А теперь представим ребенка – осиротевшего или страдающего от жестокого обращения. Когда по чьей-то злой воле или в силу обстоятельств изначальная связь между родителем и ребенком нарушена, приходят глубокие психологические последствия. Со временем у такого человека могут возникнуть проблемы в браке, расстройства личности, неврозы или трудности с воспитанием детей. Ребенок, лишенный любви, всю жизнь ищет крепких, надежных отношений и безраздельно любящее сердце, которое должно принадлежать ему по праву рождения. Повзрослев и не находя ничего, что указывало бы ему путь именно к таким отношениям, он ожесточается, никому не верит и замыкается в одиночестве. Ребенок, чувствующий себя незащищенным, отвергнутым или нелюбимым, становится тревожным, назойливо прилипчивым и нерешительным. Такой отвергнутый ребенок – он словно слышит, как окружающие говорят: «Это такой человек, которого можно только презирать», – может попытаться стать самодостаточным, отказаться от любви и не рисковать: не требовать настоящего внимания ни от кого. Он начинает сердиться на самого себя и уже не нуждается в другом обвинителе, в толпе линчевателей. Он чувствует себя так, будто его поймали в момент совершения преступления, и это преступление – сама его жизнь. Но можно ли спасти настолько травмированного ребенка? Исследования показывают, что постоянного присутствия рядом с ребенком хотя бы одного сочувствующего взрослого достаточно для того, чтобы он вырос практически неуязвимым (в противном случае этот же ребенок может вырасти крайне тревожным и неуверенным). В идеале должен быть такой родитель, которого ребенок воспринимал бы как своего сторонника, защитника, покровителя, приверженца, спонсора, доброжелателя и обожателя, вовлеченного в его жизнь. Однако минимум – это надежный ангел-хранитель. И не обязательно родитель, а просто тот, кто всегда рядом, кто, так сказать, сидит в зрительном зале, подбадривая аплодисментами всегда, независимо от того, проигрываешь ты, например, в бейсболе или выигрываешь, нанося меткие удары.

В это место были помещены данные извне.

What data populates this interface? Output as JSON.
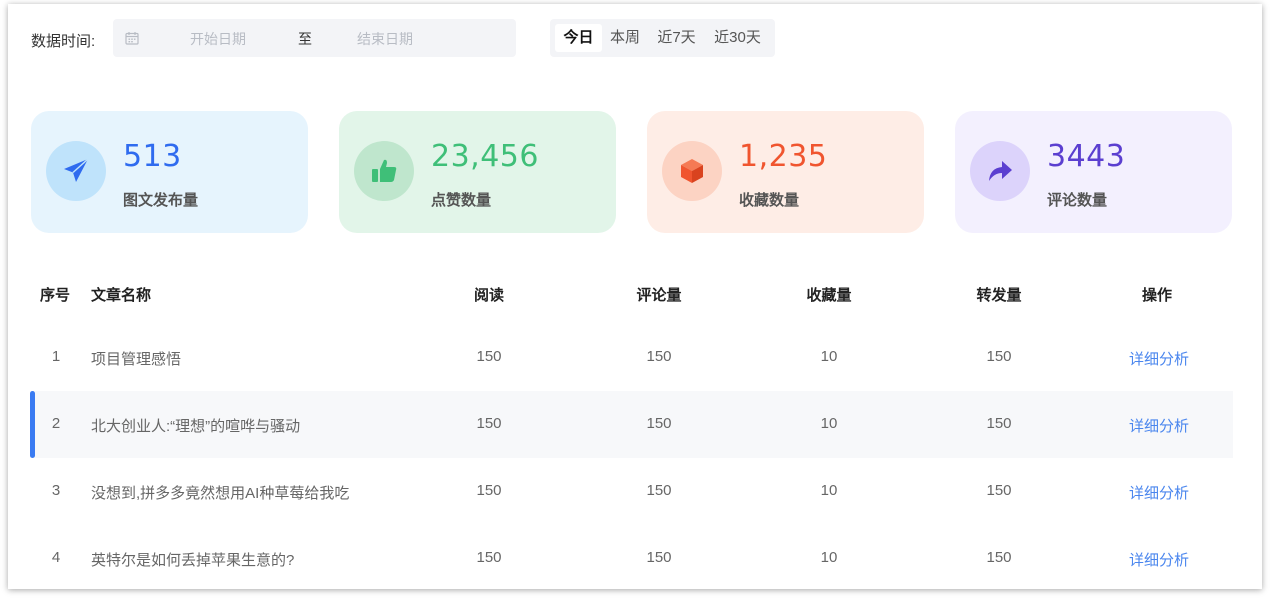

Синди Хазан, психолог из Корнеллского университета, и ее коллеги пошли еще дальше, проведя прямые параллели между многими стадиями детских привязанностей и романтической любовью в зрелости. Они обнаружили, что детский опыт может предопределить (а иногда исказить или извратить) любовные отношения, которые возникнут позже. Однако ничто не приобретает заданных раз и навсегда форм. По мере взросления человек создает новые привязанности, и некоторые из них сглаживают травматический опыт, полученный в детстве. И это важный вывод, поскольку он предполагает, что детям, с которыми плохо обращались (а они, по сути, калеки с точки зрения любви), со временем все же можно будет помочь. Как знает всякий, кто либо посещал, либо сам проводил психотерапевтические сеансы, психотерапия – это профессия, источником которой является любовь. Почти всякий пациент психотерапевта страдает от того или иного любовного расстройства, и каждому есть что рассказать – о любви потерянной или отвергнутой, запутанной или преданной, извращенной или соединенной с насилием. Кабинеты психотерапевтов доверху наполнены обломками разрушенных привязанностей. Люди приходят туда разуверившимися и измученными. Некоторые из них пребывают в патологическом унынии, истоки которого – в несчастном детстве, изобиловавшем опасностями, домогательствами и упреками. Они – инвалиды незримой войны, не подозревающие ни об участии в ней, ни о своем увечье. И есть ли битва более жестокая? И есть ли враг милее?